Ah, Hollywood — who else could take a lean, two-page short story and turn it into a bloated $90-million mega-production?
Author James Thurber’s short about a timid, henpecked husband who escapes into adventure-packed daydreams first appeared in a 1939 issue of The New Yorker magazine, and for such a slight piece, it has certainly cemented its place in the cultural lexicon. “Mittyesque” is a term used to refer to any sort of person who imagines themselves as far more accomplished than they actually are, but that kind of misses the point of the story, identifying fantasies as self-deceit where Thurber clearly saw them as a kind of self-defense mechanism.
There was a popular 1947 movie adaptation with Danny Kaye in the lead, but for my money, Terry Gilliam’s “Brazil” features the most satisfyingly Mittyesque anti-hero to date. Gilliam took the daydreamer of Thurber’s tale and imagined him in George Orwell’s “1984,” where escape from reality also meant turning a blind eye to the horrors right before you.
Ben Stiller, who directs and acts in this new movie adaptation, does nothing so bold, giving us a movie as milquetoast as Mitty himself. It’s a feelgood parable that encourages doing instead of imagining, traveling across continents instead of being stuck in a basement cubicle, but it builds to a conclusion so predictable and mawkish that it has no business telling people to be adventurous with their lives.
“The Secret Life of Walter Mitty” starts promisingly: Walter (Stiller), a shy middle-aged nebbish, is hunched over his laptop, agonising over whether or not to send a “wink” to a co-worker named Cheryl (Kristen Wiig), who is registered on the same online dating site. When he finally manages to summon up the courage to click on it, he gets — appropriately enough — an error.
When Mitty goes into work — at Life magazine, where he’s a photo archives supervisor — he finds out the company has been bought out and that his new boss, Hendricks (Adam Scott), is an obnoxious yuppie with a hipster beard who’s not fond of Mitty’s penchant for zoning out while people are talking to him.
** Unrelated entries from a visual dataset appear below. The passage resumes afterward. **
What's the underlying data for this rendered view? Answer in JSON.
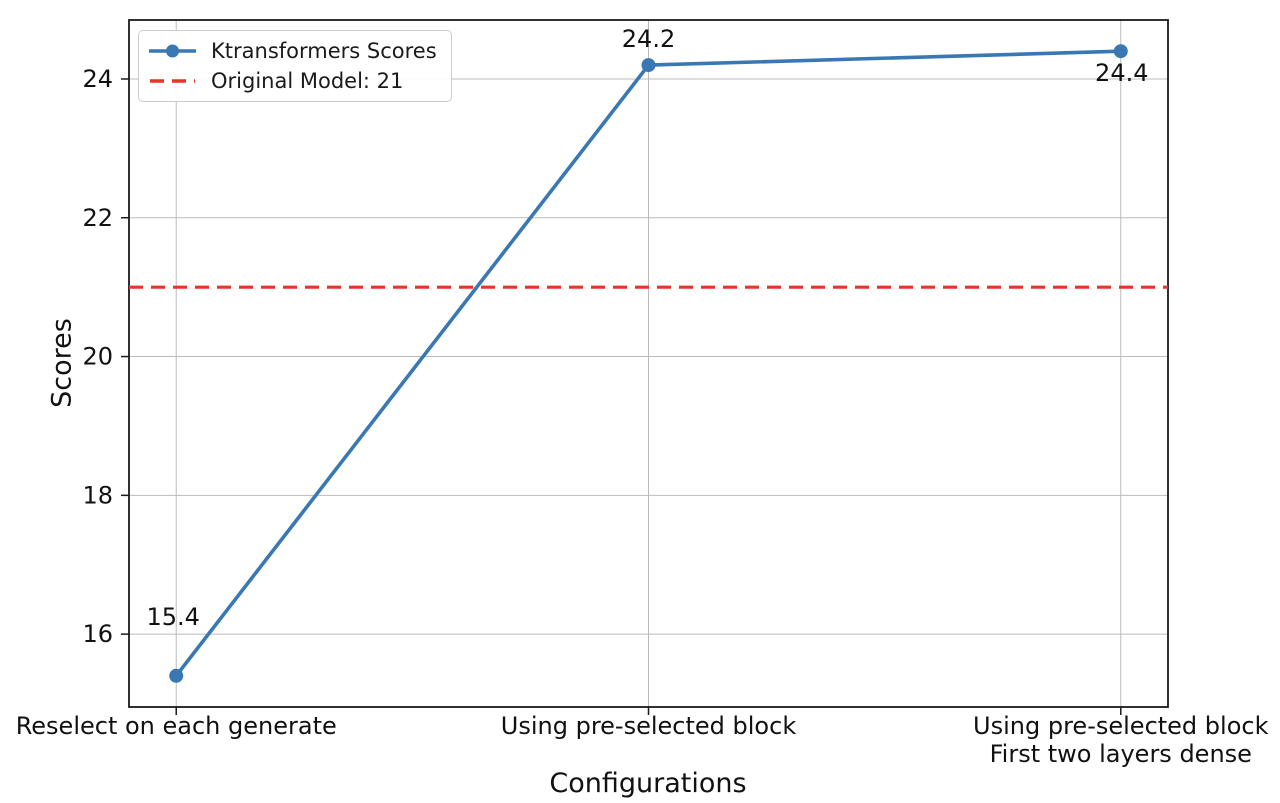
{
  "chart_data": {
    "type": "line",
    "title": "",
    "xlabel": "Configurations",
    "ylabel": "Scores",
    "categories": [
      "Reselect on each generate",
      "Using pre-selected block",
      "Using pre-selected block\nFirst two layers dense"
    ],
    "series": [
      {
        "name": "Ktransformers Scores",
        "values": [
          15.4,
          24.2,
          24.4
        ],
        "color": "#3978b3",
        "marker": "circle",
        "line_style": "solid"
      }
    ],
    "reference_line": {
      "label": "Original Model: 21",
      "value": 21,
      "color": "#e73527",
      "line_style": "dashed"
    },
    "annotations": [
      {
        "text": "15.4",
        "point_index": 0,
        "placement": "above"
      },
      {
        "text": "24.2",
        "point_index": 1,
        "placement": "above"
      },
      {
        "text": "24.4",
        "point_index": 2,
        "placement": "below"
      }
    ],
    "yticks": [
      16,
      18,
      20,
      22,
      24
    ],
    "ylim": [
      14.95,
      24.85
    ],
    "xlim": [
      -0.1,
      2.1
    ],
    "grid": true,
    "grid_color": "#bbbbbb",
    "frame_color": "#1a1a1a",
    "legend_position": "upper-left"
  }
}
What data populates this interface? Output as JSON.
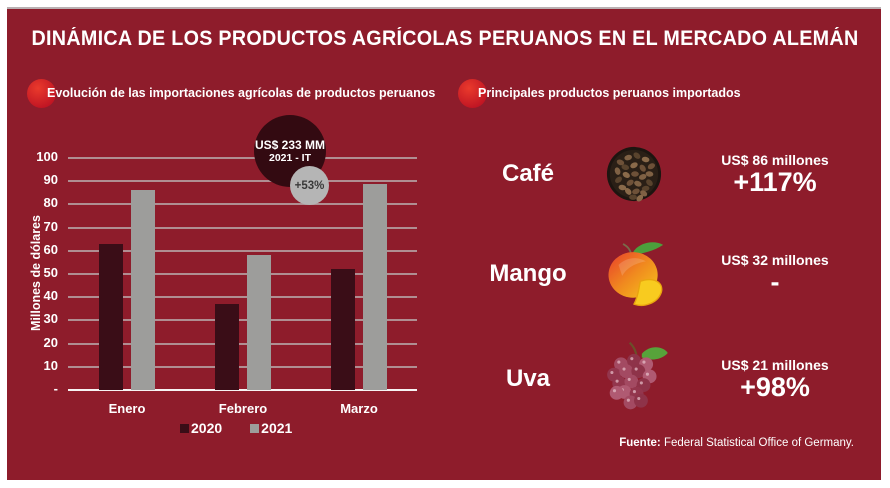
{
  "page": {
    "title": "DINÁMICA DE LOS PRODUCTOS AGRÍCOLAS PERUANOS EN EL MERCADO ALEMÁN",
    "source_label": "Fuente:",
    "source_text": "Federal Statistical Office of Germany."
  },
  "left_section": {
    "heading": "Evolución de las importaciones agrícolas de productos peruanos"
  },
  "right_section": {
    "heading": "Principales productos peruanos importados",
    "products": [
      {
        "name": "Café",
        "icon": "coffee-beans-bowl",
        "value": "US$ 86 millones",
        "change": "+117%"
      },
      {
        "name": "Mango",
        "icon": "mango-fruit",
        "value": "US$ 32 millones",
        "change": "-"
      },
      {
        "name": "Uva",
        "icon": "grapes-bunch",
        "value": "US$ 21 millones",
        "change": "+98%"
      }
    ]
  },
  "chart_data": {
    "type": "bar",
    "title": "Evolución de las importaciones agrícolas de productos peruanos",
    "categories": [
      "Enero",
      "Febrero",
      "Marzo"
    ],
    "series": [
      {
        "name": "2020",
        "color": "#3a0d17",
        "values": [
          63,
          37,
          52
        ]
      },
      {
        "name": "2021",
        "color": "#9d9d9b",
        "values": [
          86,
          58,
          89
        ]
      }
    ],
    "xlabel": "",
    "ylabel": "Millones de dólares",
    "ylim": [
      0,
      100
    ],
    "ytick_step": 10,
    "zero_tick_label": "-",
    "grid": true,
    "legend_position": "bottom",
    "annotation": {
      "total_label": "US$ 233 MM",
      "period_label": "2021 - IT",
      "growth_label": "+53%"
    }
  },
  "colors": {
    "panel_background": "#8e1c2b",
    "series_2020": "#3a0d17",
    "series_2021": "#9d9d9b",
    "annotation_circle_dark": "#330a11",
    "annotation_circle_gray": "#b5b5b5",
    "bullet_red": "#d01d23",
    "text_white": "#ffffff"
  }
}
Hendricks asks Mitty to hand over a photo from famous photo-journalist Sean O’Connell (Sean Penn) to grace Life’s final cover. Problem is that the photo is missing and Mitty can’t find it or locate Sean, prompting a trip that takes him from Iceland to Afghanistan, where he will fight sharks, jump out of helicopters, barter with warlords, outrun lava and otherwise do incredible stuff that is, like, way cooler than daydreaming.
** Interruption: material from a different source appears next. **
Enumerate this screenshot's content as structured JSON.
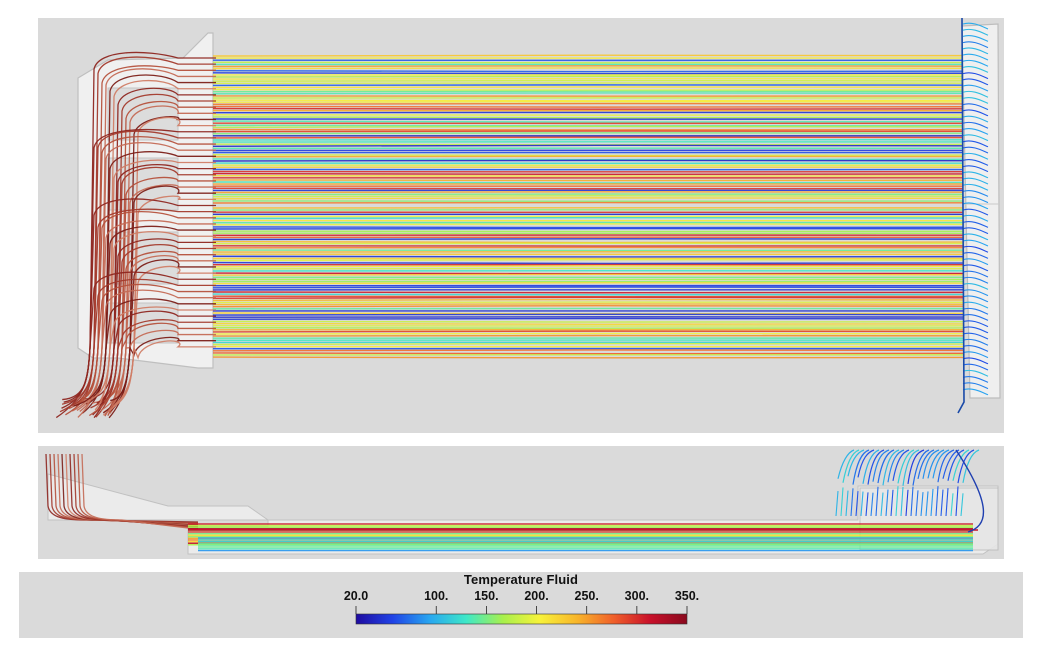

Most of this is played as light comedy, with Stiller doing a couple of amusing riffs on Mitty’s daydream fantasies. He also gets some mileage out the supporting cast, with Olafur Darri Olafsson’s drunken helicopter pilot and Scott’s arrogant suit adding some laughs. Crucially, though, Stiller’s chemistry with Wiig is tepid at best, underplayed to a fault, and a late scene between them meant to express the long-awaited rush of true love crackles with all the passion of a 20-year-married couple deciding who should do the laundry.